Tuesday, December 8, 2015

Body and Mind

In our group, when giving meditation instruction, we typically split it into two parts, the physical posture and what to do with the mind.

For the longest time I tended to devalue the physical part. I used to think it was just to give bodies something to do. I thought enlightenment happened between the ears so when it came to sitting meditation, I always prioritized the meditating over the sitting. When I sat, I arranged myself in position, gave my attention to my brain, and let my body dangle.

Sitting meditation might not be exercise in any meaningful sense of the word, but it is a physical act. Furthermore, it is a continuous process. Remember that pesky -ing at the end of the word sitting. Its not sit meditation You dont put your body in position and then stop. The sitting is an ongoing thing. It doesnt need to be forced, but just as you are aware of the ebb and flow of the voices in your mind, you can also notice the ongoing conversation between your muscles and skeleton as they subtly work to keep you balanced. You can pay the same attention to your weight on your sitbones and the expansion and contraction of your lungs, as you can to the arising of greed, fear, compassion, or equanimity.

Our bodies are also more than just a way of experiencing. They are also the way we touch the world. Our senses are the only way we can interact with it. Eyes see; ears hear; brain interprets; hands reach out. The body is the gateway to reality.

And that gateway flows in two directions.

In other words, our bodies experience, and they also express.

Our body is built to communicate with other beings. Its in the sound of our voice, the shuffle of our feet, the raising of our shoulders. From head to foot, our bodies are broadcasting messages to the beings around us. I was introduced this idea in comedy, had it reinforced in pro wrestling, but I only really started to understand it when I became involved in the burlesque dancing scene.

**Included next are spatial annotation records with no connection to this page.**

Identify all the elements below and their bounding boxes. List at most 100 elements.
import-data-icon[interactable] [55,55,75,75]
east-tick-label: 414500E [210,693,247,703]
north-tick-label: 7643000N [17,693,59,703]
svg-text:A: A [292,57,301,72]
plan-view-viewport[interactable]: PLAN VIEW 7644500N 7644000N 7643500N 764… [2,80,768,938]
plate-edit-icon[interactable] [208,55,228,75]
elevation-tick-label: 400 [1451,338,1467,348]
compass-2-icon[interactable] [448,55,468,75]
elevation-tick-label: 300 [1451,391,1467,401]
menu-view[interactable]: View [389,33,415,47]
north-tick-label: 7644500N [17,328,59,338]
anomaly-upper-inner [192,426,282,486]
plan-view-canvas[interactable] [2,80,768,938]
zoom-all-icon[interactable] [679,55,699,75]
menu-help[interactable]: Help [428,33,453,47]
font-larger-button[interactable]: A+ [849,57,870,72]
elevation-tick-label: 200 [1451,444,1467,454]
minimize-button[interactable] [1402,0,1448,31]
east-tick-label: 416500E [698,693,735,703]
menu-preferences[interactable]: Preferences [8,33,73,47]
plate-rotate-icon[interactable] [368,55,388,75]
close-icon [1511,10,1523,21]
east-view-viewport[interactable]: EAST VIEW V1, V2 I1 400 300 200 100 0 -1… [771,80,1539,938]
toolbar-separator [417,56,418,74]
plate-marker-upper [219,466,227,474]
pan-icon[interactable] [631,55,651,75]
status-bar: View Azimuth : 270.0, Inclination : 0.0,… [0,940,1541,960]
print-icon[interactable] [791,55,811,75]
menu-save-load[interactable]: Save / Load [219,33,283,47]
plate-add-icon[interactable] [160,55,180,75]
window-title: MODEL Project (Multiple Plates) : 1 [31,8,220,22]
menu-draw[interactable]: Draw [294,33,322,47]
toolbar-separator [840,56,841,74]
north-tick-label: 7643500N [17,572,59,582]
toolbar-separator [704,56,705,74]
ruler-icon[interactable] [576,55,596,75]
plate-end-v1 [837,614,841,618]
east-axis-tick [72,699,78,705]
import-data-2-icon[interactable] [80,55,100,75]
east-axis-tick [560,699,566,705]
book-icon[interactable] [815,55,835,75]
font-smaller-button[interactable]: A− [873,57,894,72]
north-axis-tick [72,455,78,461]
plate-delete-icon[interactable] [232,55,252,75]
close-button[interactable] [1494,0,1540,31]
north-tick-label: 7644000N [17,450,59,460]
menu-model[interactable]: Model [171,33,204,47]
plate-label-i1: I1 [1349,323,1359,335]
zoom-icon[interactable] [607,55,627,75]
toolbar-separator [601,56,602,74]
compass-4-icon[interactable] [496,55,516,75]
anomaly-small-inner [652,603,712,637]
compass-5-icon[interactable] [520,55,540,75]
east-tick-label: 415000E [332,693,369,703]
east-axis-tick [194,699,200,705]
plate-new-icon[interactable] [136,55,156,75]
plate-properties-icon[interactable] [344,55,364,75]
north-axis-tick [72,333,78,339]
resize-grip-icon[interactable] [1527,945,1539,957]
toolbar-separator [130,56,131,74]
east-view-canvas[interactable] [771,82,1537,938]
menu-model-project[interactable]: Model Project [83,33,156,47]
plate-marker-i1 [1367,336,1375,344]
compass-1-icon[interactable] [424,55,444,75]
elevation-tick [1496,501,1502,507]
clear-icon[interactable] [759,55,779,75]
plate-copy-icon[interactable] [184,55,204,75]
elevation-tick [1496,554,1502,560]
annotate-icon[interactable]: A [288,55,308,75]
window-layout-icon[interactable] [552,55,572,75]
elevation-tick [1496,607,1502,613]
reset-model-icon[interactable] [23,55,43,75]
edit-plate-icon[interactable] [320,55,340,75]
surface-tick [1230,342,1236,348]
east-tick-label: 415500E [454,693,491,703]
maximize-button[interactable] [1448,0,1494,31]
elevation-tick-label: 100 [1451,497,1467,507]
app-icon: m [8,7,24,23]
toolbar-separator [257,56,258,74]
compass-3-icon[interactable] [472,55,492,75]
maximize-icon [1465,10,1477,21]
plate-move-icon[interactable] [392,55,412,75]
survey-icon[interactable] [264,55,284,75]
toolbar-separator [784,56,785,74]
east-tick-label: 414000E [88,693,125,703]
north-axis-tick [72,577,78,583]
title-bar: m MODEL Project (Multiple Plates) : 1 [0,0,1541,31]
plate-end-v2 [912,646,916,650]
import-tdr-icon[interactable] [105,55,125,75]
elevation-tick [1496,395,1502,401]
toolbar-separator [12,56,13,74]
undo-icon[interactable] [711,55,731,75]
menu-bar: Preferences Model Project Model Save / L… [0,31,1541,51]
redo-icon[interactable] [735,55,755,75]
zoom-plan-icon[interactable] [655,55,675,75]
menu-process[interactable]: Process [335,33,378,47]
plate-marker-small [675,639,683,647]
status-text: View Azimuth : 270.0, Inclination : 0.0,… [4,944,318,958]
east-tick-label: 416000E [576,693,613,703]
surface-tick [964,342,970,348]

Burlesque is to sex what pro wrestling is to violence or stand-up comedy is to risqué speech. It takes a source of ambivalence and anxiety and transforms it into public entertainment. Burlesque, wrestling, and comedy are all arts of making the unsafe safe, of giving us a way to experiencing the consequential without experiencing consequences.

The lesson I learned again and again watching and being taught by these performers was the importance of expression. You can tell an entire story about yourself, what you want, and what youre looking to get in the way you raise an arm, an eyebrow, or a steel chair.

I like the idea of bringing that into my practice, that I am expressing something of myself in every movement, whether its offering incense, closing a door behind me, or simply sitting still.

I like the idea and it also troubles me. I feel like by wanting to express my training physically I am posing or cheapening it into a kind performance art.

When I breathe into this troubled feeling, I realize the obstacle is wanting to possess the experience or to make my expression of it something to about meMY understanding, MY depth of practice.

In truth, none of this belongs to me. I am not experiencing MY anxiety. I am not expressing MY truth. There is anxiety. There is truth. They are visitors passing through; I have no ownership of them.

We often speak about mind, body and speech as though they were ours. It helps distinguish our experience from that of others. But those things are not mine. I didnt invent this language or how to speak it. Many of my most personal thoughts and ideas are things I learned from watching others. Ive absorbed my values from my parents, from my culture, from my class so completely that they feel as though they are a part of my being.

Yet they are not mine.

This body doesnt belong to me. I didnt invent the heart or will my bones, blood, and lungs into existence. I cant take credit for the genes I was born with that have kept me healthy, not  I can I prevent my hair from greying or my hands from shaking as I age.

This extends beyond my body. We often think of our feelings as our own, but even they are not things we possess. Many times, Im surprised by my emotions. I didnt choose this feeling and I have limited control over how it started or how quickly it goes away. How then can it be mine?

I am just as easily fooled by my thoughts, opinions, and beliefs, seeing them as belonging to me when they are just as often things I read or picked up from family, friends, or the culture around me.

When I make things that are not mine about me, I put my self between experience and expression. I create an artificial and arbitrary division just like when I split meditation instruction into the physical and mental. It makes for easier explaining at the expense of reality.